In reply to by Aaron Turpen

I was not talking about a warranty, I was talking about the life span of the battery, and the issue of battery capacity fade... Lol you have negative energy on speed dial....

But since you brought it up, 8 years is already amazing, but Gm has stated that it is going to up the warranty to 10 years 150,000 in mid 2012... Which is beyond amazing considering that most old tech cars have a warranty of only half that.

I think only a few car companies ( including offerings from Kia and Hyundai ) are going to try and match this ... We will see if GM refocus on quality lives upto it's hype.

Aaron Turpen    March 17, 2012 - 1:13AM

In reply to by Mark (not verified)

Energy derives from both the plus and negative. (to quote Metallica)

I pointed out a flaw in your statement that "EVs have batteries good for 10 years." If they did, manufacturers would warranty them as such. They don't. Promises that they might are just that. Just because a company's PR arm says it doesn't mean it's to be.

Rob (not verified)    March 17, 2012 - 1:36AM

In reply to by Aaron Turpen

No one warranties products for their expected lifespan you always warranty them for 20-30% less than the predicted lifespan otherwise you end up replacing near 50% of the products under warranty because failure will be normally distributed around an average. Just like PR claims warranties are a business concept not a technical one, I see no reason why you would so readily dismiss PR claims but place so much emphasis on warranties.
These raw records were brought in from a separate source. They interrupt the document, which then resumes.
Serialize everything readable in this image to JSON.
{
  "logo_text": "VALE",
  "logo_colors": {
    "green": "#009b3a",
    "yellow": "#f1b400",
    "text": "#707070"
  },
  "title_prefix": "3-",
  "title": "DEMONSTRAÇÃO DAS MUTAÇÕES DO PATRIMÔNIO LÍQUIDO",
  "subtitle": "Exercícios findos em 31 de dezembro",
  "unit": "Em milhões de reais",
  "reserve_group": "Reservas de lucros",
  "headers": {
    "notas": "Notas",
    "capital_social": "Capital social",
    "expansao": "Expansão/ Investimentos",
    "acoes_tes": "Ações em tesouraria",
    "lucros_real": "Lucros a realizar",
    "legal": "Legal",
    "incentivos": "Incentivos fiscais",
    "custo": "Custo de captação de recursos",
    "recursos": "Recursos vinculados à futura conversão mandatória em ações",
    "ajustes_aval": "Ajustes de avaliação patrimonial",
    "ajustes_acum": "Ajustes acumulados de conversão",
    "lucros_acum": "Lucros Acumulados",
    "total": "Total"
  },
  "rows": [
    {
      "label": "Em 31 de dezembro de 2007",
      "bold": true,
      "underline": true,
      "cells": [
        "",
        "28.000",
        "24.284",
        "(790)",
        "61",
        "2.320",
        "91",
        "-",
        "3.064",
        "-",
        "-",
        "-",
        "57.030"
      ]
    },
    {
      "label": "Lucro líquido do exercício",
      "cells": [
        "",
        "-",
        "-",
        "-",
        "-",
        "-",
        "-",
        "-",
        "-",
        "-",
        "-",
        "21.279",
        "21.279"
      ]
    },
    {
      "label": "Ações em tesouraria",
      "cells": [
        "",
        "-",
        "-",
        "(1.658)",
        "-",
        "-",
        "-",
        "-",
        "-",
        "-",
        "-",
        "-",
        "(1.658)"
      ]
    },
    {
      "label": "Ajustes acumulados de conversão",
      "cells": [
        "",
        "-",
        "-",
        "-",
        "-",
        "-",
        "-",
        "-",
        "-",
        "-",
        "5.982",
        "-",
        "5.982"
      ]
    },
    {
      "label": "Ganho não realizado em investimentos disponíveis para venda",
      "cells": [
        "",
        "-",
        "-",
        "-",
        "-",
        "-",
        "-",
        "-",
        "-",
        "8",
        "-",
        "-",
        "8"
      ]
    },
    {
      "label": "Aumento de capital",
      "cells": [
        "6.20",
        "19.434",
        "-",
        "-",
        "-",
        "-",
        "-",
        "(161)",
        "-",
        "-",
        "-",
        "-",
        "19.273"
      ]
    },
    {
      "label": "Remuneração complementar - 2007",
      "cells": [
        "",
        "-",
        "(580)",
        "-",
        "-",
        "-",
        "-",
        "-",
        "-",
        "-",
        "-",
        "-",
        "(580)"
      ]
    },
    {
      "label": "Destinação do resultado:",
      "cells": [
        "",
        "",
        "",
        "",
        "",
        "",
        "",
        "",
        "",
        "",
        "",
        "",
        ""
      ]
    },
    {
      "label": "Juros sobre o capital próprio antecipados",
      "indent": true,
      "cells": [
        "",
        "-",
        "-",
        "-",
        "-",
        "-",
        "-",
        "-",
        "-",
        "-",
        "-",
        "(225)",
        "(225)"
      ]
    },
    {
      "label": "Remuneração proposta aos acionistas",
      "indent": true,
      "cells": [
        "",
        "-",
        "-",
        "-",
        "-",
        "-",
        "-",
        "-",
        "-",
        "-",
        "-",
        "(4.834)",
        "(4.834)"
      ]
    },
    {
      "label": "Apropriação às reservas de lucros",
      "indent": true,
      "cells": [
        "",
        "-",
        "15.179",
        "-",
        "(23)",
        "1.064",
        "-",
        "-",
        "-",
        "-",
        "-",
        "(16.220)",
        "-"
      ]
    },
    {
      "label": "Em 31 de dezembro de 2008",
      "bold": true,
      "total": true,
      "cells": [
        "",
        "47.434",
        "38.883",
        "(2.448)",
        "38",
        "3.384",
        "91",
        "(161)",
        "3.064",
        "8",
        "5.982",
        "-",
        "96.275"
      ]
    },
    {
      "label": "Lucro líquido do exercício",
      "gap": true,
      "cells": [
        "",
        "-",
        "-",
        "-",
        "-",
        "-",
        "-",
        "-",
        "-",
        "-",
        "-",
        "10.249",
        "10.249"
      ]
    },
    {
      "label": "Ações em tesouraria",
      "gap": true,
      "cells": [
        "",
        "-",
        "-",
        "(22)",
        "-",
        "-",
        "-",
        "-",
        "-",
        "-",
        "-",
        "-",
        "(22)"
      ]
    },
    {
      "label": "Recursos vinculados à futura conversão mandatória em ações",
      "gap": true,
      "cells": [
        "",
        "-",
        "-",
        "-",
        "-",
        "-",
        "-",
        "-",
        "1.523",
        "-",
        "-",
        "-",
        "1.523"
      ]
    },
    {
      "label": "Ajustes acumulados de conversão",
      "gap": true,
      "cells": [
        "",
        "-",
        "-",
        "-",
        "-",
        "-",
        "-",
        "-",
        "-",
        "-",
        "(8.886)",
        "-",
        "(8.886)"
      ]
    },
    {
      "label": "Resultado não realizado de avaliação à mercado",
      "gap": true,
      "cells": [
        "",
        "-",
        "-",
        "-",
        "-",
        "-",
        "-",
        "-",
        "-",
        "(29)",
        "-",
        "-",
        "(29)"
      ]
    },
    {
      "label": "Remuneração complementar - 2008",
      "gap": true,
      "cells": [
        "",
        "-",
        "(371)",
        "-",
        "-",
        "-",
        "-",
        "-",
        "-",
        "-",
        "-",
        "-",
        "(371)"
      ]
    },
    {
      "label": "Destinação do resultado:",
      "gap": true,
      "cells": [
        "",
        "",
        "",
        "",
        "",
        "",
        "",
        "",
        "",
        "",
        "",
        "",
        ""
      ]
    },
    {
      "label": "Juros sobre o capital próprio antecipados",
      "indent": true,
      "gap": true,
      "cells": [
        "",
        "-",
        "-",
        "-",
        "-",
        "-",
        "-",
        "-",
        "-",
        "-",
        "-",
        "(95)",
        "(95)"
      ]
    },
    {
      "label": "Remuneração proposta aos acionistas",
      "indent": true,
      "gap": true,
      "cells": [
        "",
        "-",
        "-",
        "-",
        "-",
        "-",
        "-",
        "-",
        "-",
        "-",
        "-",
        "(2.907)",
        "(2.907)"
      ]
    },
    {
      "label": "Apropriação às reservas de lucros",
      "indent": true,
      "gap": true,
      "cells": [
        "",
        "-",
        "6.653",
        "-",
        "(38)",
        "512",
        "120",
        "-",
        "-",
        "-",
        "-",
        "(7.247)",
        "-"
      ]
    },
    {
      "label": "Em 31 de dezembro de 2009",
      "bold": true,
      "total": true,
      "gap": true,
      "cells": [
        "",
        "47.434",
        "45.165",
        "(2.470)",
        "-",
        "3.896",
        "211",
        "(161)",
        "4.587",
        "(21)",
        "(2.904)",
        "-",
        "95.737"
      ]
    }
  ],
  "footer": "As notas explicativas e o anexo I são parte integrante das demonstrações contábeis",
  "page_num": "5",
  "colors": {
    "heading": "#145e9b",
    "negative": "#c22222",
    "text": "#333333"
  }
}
Aaron Turpen    March 17, 2012 - 2:57AM

In reply to by Rob (not verified)

Your statement: "No one warranties products for their expected lifespan you always warranty them for 20-30% less than the predicted lifespan otherwise you end up replacing near 50% of the products under warranty"

Which says that half of the batteries will not reach their "expected lifespan." Thus proving my point, which is that batteries are not warranted for 10 years because THAT IS NOT THEIR EXPECTED LIFESPAN.

Rob (not verified)    March 17, 2012 - 4:15AM

In reply to by Aaron Turpen

Completely missed the point. What I said is, so companies don't have to replace excessive products under warranty they set the warranty period 20-30% Below the expected lifespan to provide a buffer, therefore the fact that that they have warrantied the batteries for 8 years suggests they expect the lifespan is 20-30% higher ie about 10 years.

Aaron Turpen    March 17, 2012 - 4:26AM

In reply to by Rob (not verified)

I didn't miss your point, I just saw that you refuted it with your own statement that was meant to prove it. If half the batteries will not be expected to make their "expected lifespan", then that cannot be their expected lifespan.

All you've proven is that you believe that warranties are 20-30% less than the expected lifespan, but your own statement says that this cannot be the case because they lower the warranty age by 20-30% in order to provide a buffer so they won't have to replace half the products covered.

So... by your logic, they expect batteries to fail under warranty, so they lower the duration of the warranty so they can add an additional 20-30% of the batteries not failing under warranty, thus beating the halfway point and padding themselves enough that only 20-30% of those batteries will likely fail instead. Somehow, that's construed to mean that the manufacturer gives an life expectancy to the batteries of 10 years, despite the obvious: if 50% of the batteries are going to fail at 10 years, it's hardly conceivable to call that their "expected lifespan."

You wouldn't happen to be running for office or working on Wall Street, would you?